# subs in MI westland ,farm hills.



## Sharper Edge (Jan 26, 2005)

We are looking for subs with plows or pusher boxes in westland or farmington hills pay by the hour or per push.

office 734-954-0444
cell 734-637-3444


----------



## FaulknerLwnCare (Nov 17, 2005)

*can help out*

I think i can help you out . I want to know more details.Like how much hourly etc.


----------



## esshakim (Jul 3, 2005)

i could be available for farmington hills, would have to know wut area.. (crossroads)


----------



## Patrick34 (Feb 8, 2004)

*More work in Farmington*

I as well have work available in Farmington. If you are interested in work, let me know.


----------



## esshakim (Jul 3, 2005)

i live in southfield, and have most of my plowing accounts in west bloomfield, and depending on wut kind of lot, and were the locations are in farmington i would be at more then glad make my services available you can email me at [email protected] with more information. Also i have new equpiment, 05' dodge ram with Boss V-Plow & Salter. Snow Blower, Shovels, and the additional help of 3 crew members who are available 24/7. Additional truck available. I usually sub out my truck for $90.00hr same applies for addiotional truck.


----------



## FaulknerLwnCare (Nov 17, 2005)

Patrick34 said:


> I as well have work available in Farmington. If you are interested in work, let me know.

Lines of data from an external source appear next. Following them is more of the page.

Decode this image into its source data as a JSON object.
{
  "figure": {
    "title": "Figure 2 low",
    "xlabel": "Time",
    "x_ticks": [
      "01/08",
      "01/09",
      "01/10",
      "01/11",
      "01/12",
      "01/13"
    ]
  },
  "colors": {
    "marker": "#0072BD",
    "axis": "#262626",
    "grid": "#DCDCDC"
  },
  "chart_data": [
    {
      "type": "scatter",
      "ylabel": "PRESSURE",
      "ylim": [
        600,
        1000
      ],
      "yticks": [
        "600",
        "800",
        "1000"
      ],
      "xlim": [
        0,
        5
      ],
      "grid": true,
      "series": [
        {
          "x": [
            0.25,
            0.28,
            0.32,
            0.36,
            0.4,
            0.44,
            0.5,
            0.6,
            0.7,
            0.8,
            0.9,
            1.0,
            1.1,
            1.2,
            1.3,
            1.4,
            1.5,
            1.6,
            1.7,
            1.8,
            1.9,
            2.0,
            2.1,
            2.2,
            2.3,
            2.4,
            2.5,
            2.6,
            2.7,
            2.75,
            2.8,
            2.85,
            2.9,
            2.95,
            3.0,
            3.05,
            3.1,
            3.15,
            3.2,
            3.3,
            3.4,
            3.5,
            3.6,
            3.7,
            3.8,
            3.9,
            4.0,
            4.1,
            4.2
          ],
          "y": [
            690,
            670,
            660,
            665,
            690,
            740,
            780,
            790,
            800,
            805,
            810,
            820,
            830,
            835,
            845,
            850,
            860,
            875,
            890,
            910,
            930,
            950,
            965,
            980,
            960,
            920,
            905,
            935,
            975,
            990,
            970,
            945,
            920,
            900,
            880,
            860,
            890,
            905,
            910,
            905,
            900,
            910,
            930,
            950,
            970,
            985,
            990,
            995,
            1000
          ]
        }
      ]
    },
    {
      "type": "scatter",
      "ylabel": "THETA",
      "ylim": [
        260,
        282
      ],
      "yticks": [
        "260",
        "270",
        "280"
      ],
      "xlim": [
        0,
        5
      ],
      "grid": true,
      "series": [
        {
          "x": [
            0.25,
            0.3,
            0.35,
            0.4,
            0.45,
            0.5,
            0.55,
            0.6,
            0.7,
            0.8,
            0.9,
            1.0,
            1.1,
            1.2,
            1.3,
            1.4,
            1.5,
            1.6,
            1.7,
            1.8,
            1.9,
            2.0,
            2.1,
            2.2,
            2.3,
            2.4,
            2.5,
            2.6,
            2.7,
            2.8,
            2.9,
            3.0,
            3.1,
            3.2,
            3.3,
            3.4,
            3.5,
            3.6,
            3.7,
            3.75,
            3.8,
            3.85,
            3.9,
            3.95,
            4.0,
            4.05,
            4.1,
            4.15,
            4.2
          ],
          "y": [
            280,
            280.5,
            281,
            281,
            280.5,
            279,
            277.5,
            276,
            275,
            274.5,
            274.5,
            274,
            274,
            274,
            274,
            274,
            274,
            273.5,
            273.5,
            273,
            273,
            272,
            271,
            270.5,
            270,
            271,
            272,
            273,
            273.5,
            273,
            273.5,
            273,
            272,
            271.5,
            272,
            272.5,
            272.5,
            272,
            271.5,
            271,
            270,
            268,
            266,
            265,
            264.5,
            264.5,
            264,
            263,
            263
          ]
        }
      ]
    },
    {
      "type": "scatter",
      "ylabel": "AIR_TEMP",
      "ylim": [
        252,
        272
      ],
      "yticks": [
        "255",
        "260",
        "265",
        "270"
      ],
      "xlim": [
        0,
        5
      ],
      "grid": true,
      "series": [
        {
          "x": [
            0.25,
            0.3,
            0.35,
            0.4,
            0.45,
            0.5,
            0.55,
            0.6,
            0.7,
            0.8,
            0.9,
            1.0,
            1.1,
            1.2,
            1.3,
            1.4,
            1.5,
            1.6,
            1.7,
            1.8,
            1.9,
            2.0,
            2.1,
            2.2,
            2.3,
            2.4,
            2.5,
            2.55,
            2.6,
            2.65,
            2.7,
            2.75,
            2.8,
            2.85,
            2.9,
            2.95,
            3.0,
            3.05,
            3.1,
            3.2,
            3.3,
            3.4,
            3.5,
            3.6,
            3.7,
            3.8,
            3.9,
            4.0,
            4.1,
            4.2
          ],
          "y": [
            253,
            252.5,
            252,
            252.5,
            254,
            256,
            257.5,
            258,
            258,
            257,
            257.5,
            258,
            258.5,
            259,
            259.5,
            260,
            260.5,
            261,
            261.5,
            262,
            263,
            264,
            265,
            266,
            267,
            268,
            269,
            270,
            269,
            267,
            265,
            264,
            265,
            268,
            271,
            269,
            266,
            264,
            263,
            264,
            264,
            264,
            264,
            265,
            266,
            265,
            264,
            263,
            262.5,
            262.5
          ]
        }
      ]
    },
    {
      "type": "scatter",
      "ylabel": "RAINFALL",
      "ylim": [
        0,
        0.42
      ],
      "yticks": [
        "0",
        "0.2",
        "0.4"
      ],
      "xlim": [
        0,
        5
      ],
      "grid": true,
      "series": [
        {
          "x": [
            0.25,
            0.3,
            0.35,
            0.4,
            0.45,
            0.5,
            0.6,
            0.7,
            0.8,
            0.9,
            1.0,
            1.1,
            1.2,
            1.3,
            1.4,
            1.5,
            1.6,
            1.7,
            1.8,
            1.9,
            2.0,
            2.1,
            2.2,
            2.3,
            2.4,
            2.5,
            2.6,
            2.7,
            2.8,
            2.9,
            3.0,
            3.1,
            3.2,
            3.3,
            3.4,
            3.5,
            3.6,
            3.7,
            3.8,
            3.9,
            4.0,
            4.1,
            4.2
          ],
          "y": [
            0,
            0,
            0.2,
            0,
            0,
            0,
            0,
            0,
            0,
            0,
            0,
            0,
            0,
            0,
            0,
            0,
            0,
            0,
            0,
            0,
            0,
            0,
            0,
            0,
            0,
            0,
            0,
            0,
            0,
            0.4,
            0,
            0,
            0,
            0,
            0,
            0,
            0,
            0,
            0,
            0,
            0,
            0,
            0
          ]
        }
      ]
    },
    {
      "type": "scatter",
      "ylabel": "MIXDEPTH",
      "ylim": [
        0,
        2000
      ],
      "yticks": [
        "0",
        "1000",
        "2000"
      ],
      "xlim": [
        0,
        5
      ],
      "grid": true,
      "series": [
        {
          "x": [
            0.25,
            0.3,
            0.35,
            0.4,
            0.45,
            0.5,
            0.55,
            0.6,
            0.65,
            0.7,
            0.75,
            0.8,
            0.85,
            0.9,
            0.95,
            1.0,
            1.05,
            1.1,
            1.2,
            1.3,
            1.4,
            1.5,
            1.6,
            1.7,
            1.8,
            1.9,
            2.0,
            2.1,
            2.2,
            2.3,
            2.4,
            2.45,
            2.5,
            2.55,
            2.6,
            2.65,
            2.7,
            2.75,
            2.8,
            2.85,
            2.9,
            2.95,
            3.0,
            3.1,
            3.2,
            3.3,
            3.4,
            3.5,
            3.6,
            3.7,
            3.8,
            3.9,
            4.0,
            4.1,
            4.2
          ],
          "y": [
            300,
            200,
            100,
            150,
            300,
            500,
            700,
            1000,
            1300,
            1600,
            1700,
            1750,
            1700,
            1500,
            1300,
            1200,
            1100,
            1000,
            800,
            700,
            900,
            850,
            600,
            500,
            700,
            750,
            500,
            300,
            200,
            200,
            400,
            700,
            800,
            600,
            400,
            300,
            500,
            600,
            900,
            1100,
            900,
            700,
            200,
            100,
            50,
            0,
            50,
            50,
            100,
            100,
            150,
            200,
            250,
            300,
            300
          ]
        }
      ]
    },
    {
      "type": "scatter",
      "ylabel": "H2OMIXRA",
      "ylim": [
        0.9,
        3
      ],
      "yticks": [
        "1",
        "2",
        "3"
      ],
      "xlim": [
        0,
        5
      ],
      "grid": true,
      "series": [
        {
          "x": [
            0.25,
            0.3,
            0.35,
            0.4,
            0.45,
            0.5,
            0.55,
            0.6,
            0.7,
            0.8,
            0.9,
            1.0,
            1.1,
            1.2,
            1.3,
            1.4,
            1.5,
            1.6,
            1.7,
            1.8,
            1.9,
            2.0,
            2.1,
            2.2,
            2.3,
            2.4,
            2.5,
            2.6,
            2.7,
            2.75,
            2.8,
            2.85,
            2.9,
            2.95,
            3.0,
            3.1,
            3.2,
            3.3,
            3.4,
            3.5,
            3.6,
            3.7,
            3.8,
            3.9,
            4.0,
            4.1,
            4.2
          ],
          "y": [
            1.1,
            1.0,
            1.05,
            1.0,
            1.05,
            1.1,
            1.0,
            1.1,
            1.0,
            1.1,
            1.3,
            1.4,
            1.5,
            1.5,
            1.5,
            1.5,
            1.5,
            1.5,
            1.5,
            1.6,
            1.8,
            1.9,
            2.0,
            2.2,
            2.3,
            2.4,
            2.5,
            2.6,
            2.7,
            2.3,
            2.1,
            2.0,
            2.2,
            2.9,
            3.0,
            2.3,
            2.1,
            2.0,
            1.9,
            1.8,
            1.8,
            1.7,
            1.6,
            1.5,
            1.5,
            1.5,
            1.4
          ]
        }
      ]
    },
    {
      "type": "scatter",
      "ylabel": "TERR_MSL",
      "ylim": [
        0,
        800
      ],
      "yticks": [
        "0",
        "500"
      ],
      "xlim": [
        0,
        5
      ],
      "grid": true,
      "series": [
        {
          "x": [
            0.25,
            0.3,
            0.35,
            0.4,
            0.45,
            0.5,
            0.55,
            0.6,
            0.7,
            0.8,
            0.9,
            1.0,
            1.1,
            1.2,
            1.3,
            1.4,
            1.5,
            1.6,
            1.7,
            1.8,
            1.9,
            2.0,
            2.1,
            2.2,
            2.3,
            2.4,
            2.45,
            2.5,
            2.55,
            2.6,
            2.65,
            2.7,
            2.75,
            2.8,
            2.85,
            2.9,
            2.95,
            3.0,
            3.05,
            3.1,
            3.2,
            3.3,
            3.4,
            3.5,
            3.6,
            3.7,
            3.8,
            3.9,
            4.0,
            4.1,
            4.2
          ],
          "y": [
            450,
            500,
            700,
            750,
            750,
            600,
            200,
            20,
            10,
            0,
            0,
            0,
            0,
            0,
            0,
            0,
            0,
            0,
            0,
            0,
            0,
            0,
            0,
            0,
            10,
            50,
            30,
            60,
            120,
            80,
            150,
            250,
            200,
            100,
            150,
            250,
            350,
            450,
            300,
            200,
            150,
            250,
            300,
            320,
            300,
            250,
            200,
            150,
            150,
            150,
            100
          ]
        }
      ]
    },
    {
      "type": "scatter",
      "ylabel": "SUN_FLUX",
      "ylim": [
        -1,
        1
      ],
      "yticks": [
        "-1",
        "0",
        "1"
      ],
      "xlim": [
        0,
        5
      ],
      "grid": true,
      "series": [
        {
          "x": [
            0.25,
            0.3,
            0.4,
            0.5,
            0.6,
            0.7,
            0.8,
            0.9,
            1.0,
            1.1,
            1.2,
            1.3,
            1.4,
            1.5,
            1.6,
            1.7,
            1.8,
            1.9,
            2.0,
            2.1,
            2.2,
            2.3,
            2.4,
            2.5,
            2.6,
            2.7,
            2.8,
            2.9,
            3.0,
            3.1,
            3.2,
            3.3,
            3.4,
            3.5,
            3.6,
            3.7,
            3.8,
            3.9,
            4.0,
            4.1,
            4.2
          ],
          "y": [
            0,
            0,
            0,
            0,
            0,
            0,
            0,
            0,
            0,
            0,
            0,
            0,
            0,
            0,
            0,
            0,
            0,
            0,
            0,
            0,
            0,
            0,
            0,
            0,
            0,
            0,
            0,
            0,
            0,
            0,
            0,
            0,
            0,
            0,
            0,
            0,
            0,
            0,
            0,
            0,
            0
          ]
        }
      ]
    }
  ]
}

how much hourly are you paying and is it comercial or residential?


----------



## Patrick34 (Feb 8, 2004)

*Work*

All commercial work. If interested, please send me a PM. Thanks.


----------



## CamLand (Mar 12, 2003)

*Request*

Hi,I'm intrested in the scope of work for the sub positions..thanks in advance..


----------



## brunosplace (Dec 30, 2004)

*Available*

Sharper Edge, What locations, hourly rate? I also know Livingston county very well and can help out there also.
I have a jeep with 6.5 blade on it, hopefully adding wings this week if time allows. My brother may also be available with 02 F250 7.5 blade with wings. I am in Whitmore Lake area and my brother lives in the Redford area. E-mail [email protected]


----------



## brokeroofer (Jan 6, 2005)

*need help??????*

Hi, Im from warren and have a new 2004 dodge with 7 1/2 arctic. i am very realible and looking for sub work. Farmington hills isnt to far from me. Please email me with more info on subbing. [email protected] or call me 586-634-3052 chris Thank you


----------



## dbdrgr150 (Dec 6, 2005)

patrick, i am interested in subbing for you, i have a 2005 ram with a 8 ft blizzard blade on it. if you are still looking for subs either email me wiht a number at [email protected] or you can call me at 248 379 2931 so we can talk about details, thanks bj


----------



## nickr42 (Jan 21, 2006)

*Auburn Hills, MI*

I can help. I live in Auburn Hills, MI. Have F-250 with Western 7'6" and Fisher 1000 spreader. $75-85 per hour.

248-709-5166 Nick


----------